The public moment was brief: a birthday celebration, a preacher in attendance, an affectionate term of endearment caught on camera. Yet, the reaction to Apostle Joshua Selman calling Sandra Areh “my love” revealed a deep, pre-existing fissure in Nigeria’s religious landscape. This was not the creation of a scandal, but the crystallization of years of public ambiguity into a single, debated symbol. The ensuing discourse transcends gossip, touching on the core ethical obligations of spiritual leadership when personal life becomes public parable.
For years, Selman and Areh have occupied an undefined space—close enough to invite constant speculation, yet vague enough to officially deflect it. This prolonged state of “almost” is the true heart of the matter. The controversy forces a critical question: What are the ethical costs when a leader’s unresolved personal relationship becomes a prolonged public lesson? This is not a question of alleged impropriety, but one of power, responsibility, and the silent curriculum taught by indecision.
To understand the impact, we must examine this dynamic through three interconnected lenses: psychology, scripture, and power analysis. Together, they reveal a structural problem that exists independently of anyone’s intentions.

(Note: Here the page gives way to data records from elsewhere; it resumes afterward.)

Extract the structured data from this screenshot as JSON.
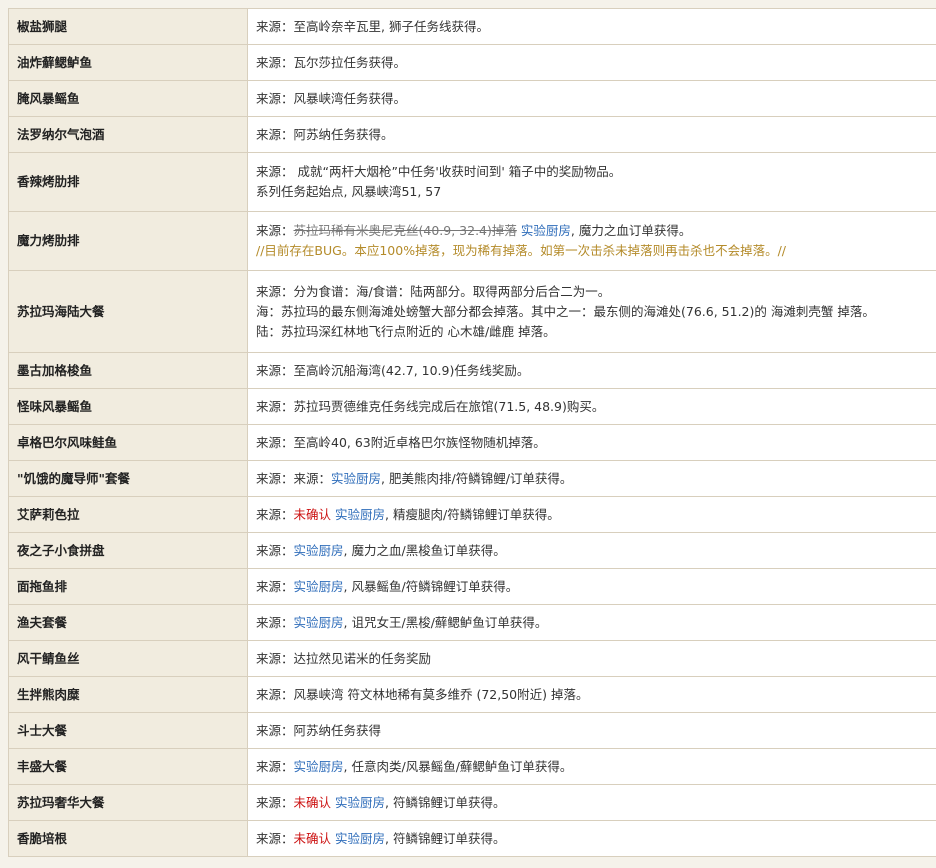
{
  "rows": [
    {
      "name": "椒盐狮腿",
      "lines": [
        [
          {
            "t": "来源：至高岭奈辛瓦里, 狮子任务线获得。"
          }
        ]
      ]
    },
    {
      "name": "油炸蘚鳃鲈鱼",
      "lines": [
        [
          {
            "t": "来源：瓦尔莎拉任务获得。"
          }
        ]
      ]
    },
    {
      "name": "腌风暴鳐鱼",
      "lines": [
        [
          {
            "t": "来源：风暴峡湾任务获得。"
          }
        ]
      ]
    },
    {
      "name": "法罗纳尔气泡酒",
      "lines": [
        [
          {
            "t": "来源：阿苏纳任务获得。"
          }
        ]
      ]
    },
    {
      "name": "香辣烤肋排",
      "lines": [
        [
          {
            "t": "来源： 成就“两杆大烟枪”中任务'收获时间到' 箱子中的奖励物品。"
          }
        ],
        [
          {
            "t": "系列任务起始点, 风暴峡湾51, 57"
          }
        ]
      ]
    },
    {
      "name": "魔力烤肋排",
      "lines": [
        [
          {
            "t": "来源："
          },
          {
            "t": "苏拉玛稀有米奥尼克丝(40.9, 32.4)掉落",
            "s": "strike"
          },
          {
            "t": " "
          },
          {
            "t": "实验厨房",
            "s": "link"
          },
          {
            "t": ", 魔力之血订单获得。"
          }
        ],
        [
          {
            "t": "//目前存在BUG。本应100%掉落，现为稀有掉落。如第一次击杀未掉落则再击杀也不会掉落。//",
            "s": "bug"
          }
        ]
      ]
    },
    {
      "name": "苏拉玛海陆大餐",
      "lines": [
        [
          {
            "t": "来源：分为食谱：海/食谱：陆两部分。取得两部分后合二为一。"
          }
        ],
        [
          {
            "t": "海：苏拉玛的最东侧海滩处螃蟹大部分都会掉落。其中之一：最东侧的海滩处(76.6, 51.2)的 海滩刺壳蟹 掉落。"
          }
        ],
        [
          {
            "t": "陆：苏拉玛深红林地飞行点附近的 心木雄/雌鹿 掉落。"
          }
        ]
      ]
    },
    {
      "name": "墨古加格梭鱼",
      "lines": [
        [
          {
            "t": "来源：至高岭沉船海湾(42.7, 10.9)任务线奖励。"
          }
        ]
      ]
    },
    {
      "name": "怪味风暴鳐鱼",
      "lines": [
        [
          {
            "t": "来源：苏拉玛贾德维克任务线完成后在旅馆(71.5, 48.9)购买。"
          }
        ]
      ]
    },
    {
      "name": "卓格巴尔风味鲑鱼",
      "lines": [
        [
          {
            "t": "来源：至高岭40, 63附近卓格巴尔族怪物随机掉落。"
          }
        ]
      ]
    },
    {
      "name": "\"饥饿的魔导师\"套餐",
      "lines": [
        [
          {
            "t": "来源：来源："
          },
          {
            "t": "实验厨房",
            "s": "link"
          },
          {
            "t": ", 肥美熊肉排/符鳞锦鲤/订单获得。"
          }
        ]
      ]
    },
    {
      "name": "艾萨莉色拉",
      "lines": [
        [
          {
            "t": "来源："
          },
          {
            "t": "未确认",
            "s": "red"
          },
          {
            "t": " "
          },
          {
            "t": "实验厨房",
            "s": "link"
          },
          {
            "t": ", 精瘦腿肉/符鳞锦鲤订单获得。"
          }
        ]
      ]
    },
    {
      "name": "夜之子小食拼盘",
      "lines": [
        [
          {
            "t": "来源："
          },
          {
            "t": "实验厨房",
            "s": "link"
          },
          {
            "t": ", 魔力之血/黑梭鱼订单获得。"
          }
        ]
      ]
    },
    {
      "name": "面拖鱼排",
      "lines": [
        [
          {
            "t": "来源："
          },
          {
            "t": "实验厨房",
            "s": "link"
          },
          {
            "t": ", 风暴鳐鱼/符鳞锦鲤订单获得。"
          }
        ]
      ]
    },
    {
      "name": "渔夫套餐",
      "lines": [
        [
          {
            "t": "来源："
          },
          {
            "t": "实验厨房",
            "s": "link"
          },
          {
            "t": ", 诅咒女王/黑梭/蘚鳃鲈鱼订单获得。"
          }
        ]
      ]
    },
    {
      "name": "风干鲭鱼丝",
      "lines": [
        [
          {
            "t": "来源：达拉然见诺米的任务奖励"
          }
        ]
      ]
    },
    {
      "name": "生拌熊肉糜",
      "lines": [
        [
          {
            "t": "来源：风暴峡湾 符文林地稀有莫多维乔 (72,50附近) 掉落。"
          }
        ]
      ]
    },
    {
      "name": "斗士大餐",
      "lines": [
        [
          {
            "t": "来源：阿苏纳任务获得"
          }
        ]
      ]
    },
    {
      "name": "丰盛大餐",
      "lines": [
        [
          {
            "t": "来源："
          },
          {
            "t": "实验厨房",
            "s": "link"
          },
          {
            "t": ", 任意肉类/风暴鳐鱼/蘚鳃鲈鱼订单获得。"
          }
        ]
      ]
    },
    {
      "name": "苏拉玛奢华大餐",
      "lines": [
        [
          {
            "t": "来源："
          },
          {
            "t": "未确认",
            "s": "red"
          },
          {
            "t": " "
          },
          {
            "t": "实验厨房",
            "s": "link"
          },
          {
            "t": ", 符鳞锦鲤订单获得。"
          }
        ]
      ]
    },
    {
      "name": "香脆培根",
      "lines": [
        [
          {
            "t": "来源："
          },
          {
            "t": "未确认",
            "s": "red"
          },
          {
            "t": " "
          },
          {
            "t": "实验厨房",
            "s": "link"
          },
          {
            "t": ", 符鳞锦鲤订单获得。"
          }
        ]
      ]
    }
  ]
}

The Psychological Toll of Relational Limbo
Human neurology is not designed for indefinite ambiguity. Behaviors like emotional closeness, repeated public proximity, and affectionate language are powerful pair-bonding signals. When these signals are not resolved through clear commitment or disengagement, they create a psychological state known as intermittent reinforcement—a powerful driver of attachment built on unpredictable rewards. The brain becomes invested in possibility, not certainty.
In such an asymmetric dynamic, the person with less control (often, though not always, the woman in traditional church power structures) bears a disproportionate burden. Life decisions—career, location, other relational opportunities—can be quietly postponed. Potential suitors may respectfully withdraw, interpreting the visible association as a claim. Thus, “waiting” evolves from a season into a way of life, often accompanied by anxiety masked as spiritual patience.
The leader, holding greater social and narrative power, experiences a different reality: comfort, emotional benefit, and the absence of urgent pressure to define the relationship. This imbalance isn’t necessarily malicious; it’s a function of structure. However, when modeled by a spiritual authority, it teaches a dangerous lesson: that indefinite emotional ambiguity is an acceptable, even spiritual, way to conduct relationships.
The Biblical Mandate for Clarity and Integrity
Scripture is strikingly intolerant of the ambiguity often excused in modern church culture. The standards for leaders are explicitly higher, focusing on optical integrity as much as private morality.
- Above Reproach (1 Timothy 3:2): This qualification for overseers is not about perfection, but about living in such a way that accusations lack a foothold. Prolonged public ambiguity with a member of the opposite sex inherently opens a leader to reproach and misunderstanding.
- Let Your Yes be Yes (Matthew 5:37): Jesus’s command condemns obfuscation. Cryptic language and undefined relationships stand in direct tension with this call to transparent communication.
- Stewardship of Time (Ephesians 5:15-16): The Bible treats time as a sacred resource. To consume another person’s prime years without clarity is poor stewardship, potentially reckless with the life of another.
- Shepherding Responsibility (1 Peter 5:2-3): A shepherd is accountable for what the flock learns from his conduct. When a leader models relational indecision, he teaches the congregation that ambiguity is compatible with spiritual maturity.
Biblically, discernment has a horizon. When “waiting on God” becomes a perpetual state with no movement, it risks becoming spiritualized avoidance.

A Power Analysis: The Asymmetric Cost of Ambiguity
Power in this context isn’t about overt coercion; it’s structural, flowing from spiritual authority, public reverence, and control of the narrative. Selman’s silence itself is an exercise of power, as it controls the timing, meaning, and outcome of the situation.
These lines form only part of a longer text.